On Regret Bounds of Thompson Sampling for Bayesian Optimization

TL;DR

This paper analyzes regret bounds for Gaussian process Thompson sampling in Bayesian optimization, providing new theoretical insights and bounds that improve understanding of its performance compared to existing methods.

Contribution

It establishes several new regret bounds for GP-TS, including lower bounds, second moment bounds, and improved cumulative regret bounds, filling gaps in prior analyses.

Findings

GP-TS has a polynomial dependence on 1/δ in regret lower bounds.

An upper bound on the second moment of cumulative regret is derived.

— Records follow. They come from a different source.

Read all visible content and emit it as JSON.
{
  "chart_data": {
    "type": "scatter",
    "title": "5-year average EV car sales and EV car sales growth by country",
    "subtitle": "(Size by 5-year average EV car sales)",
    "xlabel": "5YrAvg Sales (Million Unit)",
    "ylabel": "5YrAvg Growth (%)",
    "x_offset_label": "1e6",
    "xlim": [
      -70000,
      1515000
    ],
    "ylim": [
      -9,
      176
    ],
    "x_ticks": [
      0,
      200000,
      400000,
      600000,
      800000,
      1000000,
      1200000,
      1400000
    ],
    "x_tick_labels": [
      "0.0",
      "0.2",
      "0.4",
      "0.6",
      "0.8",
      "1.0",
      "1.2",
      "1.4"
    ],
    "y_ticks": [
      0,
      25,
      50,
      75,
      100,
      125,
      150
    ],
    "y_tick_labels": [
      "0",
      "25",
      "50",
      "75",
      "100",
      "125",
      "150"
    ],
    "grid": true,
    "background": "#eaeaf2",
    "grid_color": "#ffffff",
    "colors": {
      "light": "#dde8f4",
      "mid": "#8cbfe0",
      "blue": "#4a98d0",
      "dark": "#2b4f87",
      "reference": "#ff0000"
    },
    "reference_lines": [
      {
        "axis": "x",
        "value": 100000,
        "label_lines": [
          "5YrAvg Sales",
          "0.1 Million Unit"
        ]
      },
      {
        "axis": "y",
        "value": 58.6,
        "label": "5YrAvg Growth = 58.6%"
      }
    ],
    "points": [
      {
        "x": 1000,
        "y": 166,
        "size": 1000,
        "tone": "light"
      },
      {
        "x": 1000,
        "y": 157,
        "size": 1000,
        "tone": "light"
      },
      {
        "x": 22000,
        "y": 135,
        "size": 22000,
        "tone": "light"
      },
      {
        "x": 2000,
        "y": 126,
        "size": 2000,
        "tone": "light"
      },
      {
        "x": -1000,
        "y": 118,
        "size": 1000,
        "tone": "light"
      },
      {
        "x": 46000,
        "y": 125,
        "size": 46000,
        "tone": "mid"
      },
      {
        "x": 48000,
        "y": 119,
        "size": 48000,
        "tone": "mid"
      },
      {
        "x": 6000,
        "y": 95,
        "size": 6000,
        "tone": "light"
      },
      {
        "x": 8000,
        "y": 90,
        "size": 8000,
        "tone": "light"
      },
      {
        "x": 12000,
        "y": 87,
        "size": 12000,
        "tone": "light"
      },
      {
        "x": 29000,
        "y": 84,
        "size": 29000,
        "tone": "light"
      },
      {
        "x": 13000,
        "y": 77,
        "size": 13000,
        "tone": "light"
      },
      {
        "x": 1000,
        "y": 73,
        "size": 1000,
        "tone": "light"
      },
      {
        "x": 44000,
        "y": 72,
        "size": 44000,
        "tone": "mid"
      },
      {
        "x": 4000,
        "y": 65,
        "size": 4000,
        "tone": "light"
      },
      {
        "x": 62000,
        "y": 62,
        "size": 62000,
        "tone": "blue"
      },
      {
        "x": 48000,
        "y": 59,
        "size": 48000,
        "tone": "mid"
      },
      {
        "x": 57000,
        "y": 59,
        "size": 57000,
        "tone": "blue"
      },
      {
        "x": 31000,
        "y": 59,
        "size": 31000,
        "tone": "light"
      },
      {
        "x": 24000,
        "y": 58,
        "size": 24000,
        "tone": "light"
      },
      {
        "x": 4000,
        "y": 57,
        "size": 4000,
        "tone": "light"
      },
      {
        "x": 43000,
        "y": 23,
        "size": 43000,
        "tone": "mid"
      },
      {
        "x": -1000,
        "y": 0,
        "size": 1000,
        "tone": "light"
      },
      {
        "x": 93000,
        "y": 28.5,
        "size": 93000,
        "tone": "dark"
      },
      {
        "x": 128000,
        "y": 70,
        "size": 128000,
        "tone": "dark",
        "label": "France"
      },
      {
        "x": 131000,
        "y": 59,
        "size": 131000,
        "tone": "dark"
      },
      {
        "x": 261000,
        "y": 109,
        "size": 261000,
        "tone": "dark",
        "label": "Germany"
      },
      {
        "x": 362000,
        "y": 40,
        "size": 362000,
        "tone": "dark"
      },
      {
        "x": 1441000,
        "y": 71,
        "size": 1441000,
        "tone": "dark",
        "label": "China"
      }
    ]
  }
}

Improved bounds on expected lenient regret and cumulative regret are presented.

Abstract

We study a widely used Bayesian optimization method, Gaussian process Thompson sampling (GP-TS), under the assumption that the objective function is a sample path from a GP. Compared with the GP upper confidence bound (GP-UCB) with established high-probability and expected regret bounds, most analyses of GP-TS have been limited to expected regret. Moreover, whether the recent analyses of GP-UCB for the lenient regret and the improved cumulative regret upper bound can be applied to GP-TS remains unclear. To fill these gaps, this paper shows several regret bounds: (i) a regret lower bound for GP-TS, which implies that GP-TS suffers from a polynomial dependence on $1/\delta$ with probability $\delta$, (ii) an upper bound of the second moment of cumulative regret, which directly suggests an improved regret upper bound on $\delta$, (iii) expected lenient regret upper bounds, and (iv) an improved cumulative regret upper bound on the time horizon $T$. Along the way, we provide several useful lemmas, including a relaxation of the necessary condition from recent analysis to obtain improved regret upper bounds on $T$.